China's stock market improvement could be jeopardized by a higher than expected inflation reading for January.
China's annual inflation rate hit 4.5 percent in January, which is the highest level in three months, according to the official data released Thursday. The inflation rate in December was 4.1 percent.
The rise in food prices alone accounted for 3.29 percentage points of the headline index's rise, the National Bureau of Statistics said. Food prices jumped 10.5 percent, accelerating sharply from December's 9.1 percent rise. The food price rise was driven by a 25 percent gain in the cost of the pork, which is the staple meat in China. In December, pork prices rose 21.3 percent.
The reason for the increase in food price could have been the New Year holiday between Jan. 22 and Jan. 28 this year that has boosted prices and retail sales. Also it acted to decrease trade and industrial production as factories closed down for the celebration. The producer price index, which measures the cost of goods at the farm and factory gate, rose 0.7 percent in January compared with 1.7 percent in December.
Falling property prices that are feeding into slowing investment will in turn affect headline inflation readings. The continuing crisis in Europe and weakness in the U.S. are hurting demands for Chinese exports, which form the key driver of the country's economy. Earlier, the International Monetary Fund had warned that an escalation of Europe's debt crisis could reduce China's economic growth for this year by half.
However, the central bank is not yet expected to announce another reserve requirement cut until after the release of February inflation data early next month. A cut could prompt Chinese to divert their bank savings into more speculative investments, such as the stock market.

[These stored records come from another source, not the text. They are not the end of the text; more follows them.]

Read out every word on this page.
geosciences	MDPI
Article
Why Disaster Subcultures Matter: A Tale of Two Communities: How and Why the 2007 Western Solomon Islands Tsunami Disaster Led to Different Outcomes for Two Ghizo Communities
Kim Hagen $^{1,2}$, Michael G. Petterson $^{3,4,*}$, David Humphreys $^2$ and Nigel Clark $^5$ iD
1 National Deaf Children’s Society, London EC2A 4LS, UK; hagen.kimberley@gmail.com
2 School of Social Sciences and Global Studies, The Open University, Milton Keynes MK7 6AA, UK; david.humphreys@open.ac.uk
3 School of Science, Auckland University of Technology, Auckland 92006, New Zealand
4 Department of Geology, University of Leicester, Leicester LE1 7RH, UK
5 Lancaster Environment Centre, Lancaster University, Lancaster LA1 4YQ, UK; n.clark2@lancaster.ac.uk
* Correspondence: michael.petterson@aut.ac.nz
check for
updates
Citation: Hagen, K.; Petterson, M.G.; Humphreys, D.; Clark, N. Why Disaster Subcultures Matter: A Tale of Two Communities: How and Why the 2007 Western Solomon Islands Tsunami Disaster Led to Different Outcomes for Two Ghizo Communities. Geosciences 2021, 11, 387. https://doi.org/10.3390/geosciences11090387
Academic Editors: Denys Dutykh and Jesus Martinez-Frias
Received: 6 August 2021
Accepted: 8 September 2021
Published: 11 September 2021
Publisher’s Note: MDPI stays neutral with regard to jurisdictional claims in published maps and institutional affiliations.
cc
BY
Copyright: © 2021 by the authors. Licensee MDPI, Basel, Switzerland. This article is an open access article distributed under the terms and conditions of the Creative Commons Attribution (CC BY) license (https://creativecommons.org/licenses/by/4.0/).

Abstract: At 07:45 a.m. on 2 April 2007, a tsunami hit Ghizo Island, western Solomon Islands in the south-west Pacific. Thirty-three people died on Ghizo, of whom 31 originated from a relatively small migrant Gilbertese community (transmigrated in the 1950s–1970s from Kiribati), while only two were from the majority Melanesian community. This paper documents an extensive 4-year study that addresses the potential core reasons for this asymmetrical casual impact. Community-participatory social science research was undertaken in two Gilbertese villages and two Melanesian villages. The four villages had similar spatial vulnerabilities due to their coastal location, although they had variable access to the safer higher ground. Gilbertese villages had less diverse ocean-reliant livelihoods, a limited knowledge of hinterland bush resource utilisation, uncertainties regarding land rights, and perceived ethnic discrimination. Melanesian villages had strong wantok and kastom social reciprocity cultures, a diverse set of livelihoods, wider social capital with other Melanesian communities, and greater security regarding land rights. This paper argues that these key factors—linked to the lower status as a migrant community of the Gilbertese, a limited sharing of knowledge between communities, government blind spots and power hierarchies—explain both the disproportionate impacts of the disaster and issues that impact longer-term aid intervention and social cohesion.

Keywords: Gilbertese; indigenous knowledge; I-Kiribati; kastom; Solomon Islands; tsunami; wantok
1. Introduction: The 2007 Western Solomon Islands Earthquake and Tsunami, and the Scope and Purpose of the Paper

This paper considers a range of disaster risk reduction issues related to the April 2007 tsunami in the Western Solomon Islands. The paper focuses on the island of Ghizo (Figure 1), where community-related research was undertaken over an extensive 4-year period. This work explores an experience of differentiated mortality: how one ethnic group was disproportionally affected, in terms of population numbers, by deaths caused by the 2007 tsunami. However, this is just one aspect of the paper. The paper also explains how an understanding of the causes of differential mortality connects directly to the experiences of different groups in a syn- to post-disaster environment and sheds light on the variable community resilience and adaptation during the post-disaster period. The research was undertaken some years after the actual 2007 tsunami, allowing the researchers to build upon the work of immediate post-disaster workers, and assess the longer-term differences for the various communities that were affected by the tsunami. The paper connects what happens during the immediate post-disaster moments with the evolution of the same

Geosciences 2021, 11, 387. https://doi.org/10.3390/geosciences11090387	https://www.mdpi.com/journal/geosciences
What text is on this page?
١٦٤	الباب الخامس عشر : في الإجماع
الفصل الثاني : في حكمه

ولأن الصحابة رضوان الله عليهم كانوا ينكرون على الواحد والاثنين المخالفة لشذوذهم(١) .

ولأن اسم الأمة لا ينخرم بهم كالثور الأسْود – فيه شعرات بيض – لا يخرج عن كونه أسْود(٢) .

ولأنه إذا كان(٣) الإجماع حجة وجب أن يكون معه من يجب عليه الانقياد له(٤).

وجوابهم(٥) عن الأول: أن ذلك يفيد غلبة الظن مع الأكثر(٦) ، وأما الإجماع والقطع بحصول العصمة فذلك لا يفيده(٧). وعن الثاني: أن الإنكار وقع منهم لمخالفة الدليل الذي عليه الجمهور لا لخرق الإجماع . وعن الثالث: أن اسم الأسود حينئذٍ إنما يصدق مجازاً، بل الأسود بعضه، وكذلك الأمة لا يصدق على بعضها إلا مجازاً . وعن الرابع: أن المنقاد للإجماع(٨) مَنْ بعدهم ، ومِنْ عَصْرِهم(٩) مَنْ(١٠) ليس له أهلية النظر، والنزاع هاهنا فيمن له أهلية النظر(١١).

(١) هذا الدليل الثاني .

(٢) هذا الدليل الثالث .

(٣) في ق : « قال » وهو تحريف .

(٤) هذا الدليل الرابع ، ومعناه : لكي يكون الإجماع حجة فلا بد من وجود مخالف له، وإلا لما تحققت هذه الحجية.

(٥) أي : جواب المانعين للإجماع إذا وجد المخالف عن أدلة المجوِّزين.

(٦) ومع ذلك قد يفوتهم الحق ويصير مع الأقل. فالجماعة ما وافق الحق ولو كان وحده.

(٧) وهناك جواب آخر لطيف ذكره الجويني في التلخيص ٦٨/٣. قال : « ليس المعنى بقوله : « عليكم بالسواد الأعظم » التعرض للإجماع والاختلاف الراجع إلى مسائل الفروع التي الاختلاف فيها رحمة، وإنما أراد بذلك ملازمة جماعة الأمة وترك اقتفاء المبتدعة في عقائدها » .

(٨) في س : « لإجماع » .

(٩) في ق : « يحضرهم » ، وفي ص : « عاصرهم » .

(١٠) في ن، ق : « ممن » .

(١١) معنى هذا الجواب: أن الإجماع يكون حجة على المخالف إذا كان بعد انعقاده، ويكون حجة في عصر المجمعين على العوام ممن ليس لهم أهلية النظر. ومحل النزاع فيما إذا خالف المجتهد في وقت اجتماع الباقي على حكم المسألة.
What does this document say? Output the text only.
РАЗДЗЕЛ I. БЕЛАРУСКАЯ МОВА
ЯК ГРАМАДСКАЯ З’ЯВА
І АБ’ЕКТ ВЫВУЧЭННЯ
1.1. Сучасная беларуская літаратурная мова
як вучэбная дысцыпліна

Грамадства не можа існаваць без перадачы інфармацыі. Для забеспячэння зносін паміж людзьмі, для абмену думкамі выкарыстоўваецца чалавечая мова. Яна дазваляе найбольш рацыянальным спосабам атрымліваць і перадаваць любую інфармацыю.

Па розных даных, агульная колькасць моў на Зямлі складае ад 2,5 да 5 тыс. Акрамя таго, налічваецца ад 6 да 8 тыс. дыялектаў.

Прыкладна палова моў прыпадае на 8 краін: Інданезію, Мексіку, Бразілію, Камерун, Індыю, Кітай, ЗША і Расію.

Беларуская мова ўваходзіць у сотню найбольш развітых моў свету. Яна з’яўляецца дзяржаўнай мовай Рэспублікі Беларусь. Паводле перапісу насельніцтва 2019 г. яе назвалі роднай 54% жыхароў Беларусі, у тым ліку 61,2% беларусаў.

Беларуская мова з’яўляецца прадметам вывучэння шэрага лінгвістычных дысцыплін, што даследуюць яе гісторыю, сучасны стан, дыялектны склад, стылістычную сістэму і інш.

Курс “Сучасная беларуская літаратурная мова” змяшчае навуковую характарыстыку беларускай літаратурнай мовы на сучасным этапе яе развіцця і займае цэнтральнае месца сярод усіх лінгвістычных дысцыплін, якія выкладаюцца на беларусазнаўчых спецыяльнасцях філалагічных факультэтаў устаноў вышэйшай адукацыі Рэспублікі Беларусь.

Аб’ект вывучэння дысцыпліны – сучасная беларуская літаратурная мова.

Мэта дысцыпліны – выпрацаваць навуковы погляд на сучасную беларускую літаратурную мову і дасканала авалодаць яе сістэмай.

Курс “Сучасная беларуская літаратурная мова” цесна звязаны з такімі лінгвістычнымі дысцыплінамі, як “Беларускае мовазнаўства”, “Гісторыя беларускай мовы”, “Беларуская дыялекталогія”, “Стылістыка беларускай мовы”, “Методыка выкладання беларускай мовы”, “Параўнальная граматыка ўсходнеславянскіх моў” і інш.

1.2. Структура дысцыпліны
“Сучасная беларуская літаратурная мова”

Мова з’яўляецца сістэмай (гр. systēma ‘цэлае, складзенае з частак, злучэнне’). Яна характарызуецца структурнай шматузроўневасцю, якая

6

China will announce its 2012 inflation target at the start of the meetings of the National People's Congress in early March. Inflation may no longer be the main concern of policymakers and government may have more space to loosen monetary policies and make supporting economic growth a priority. Instead of fighting inflation, the most urgent priority for China appears to be the pro-growth policy stance against the current uncertain global situation.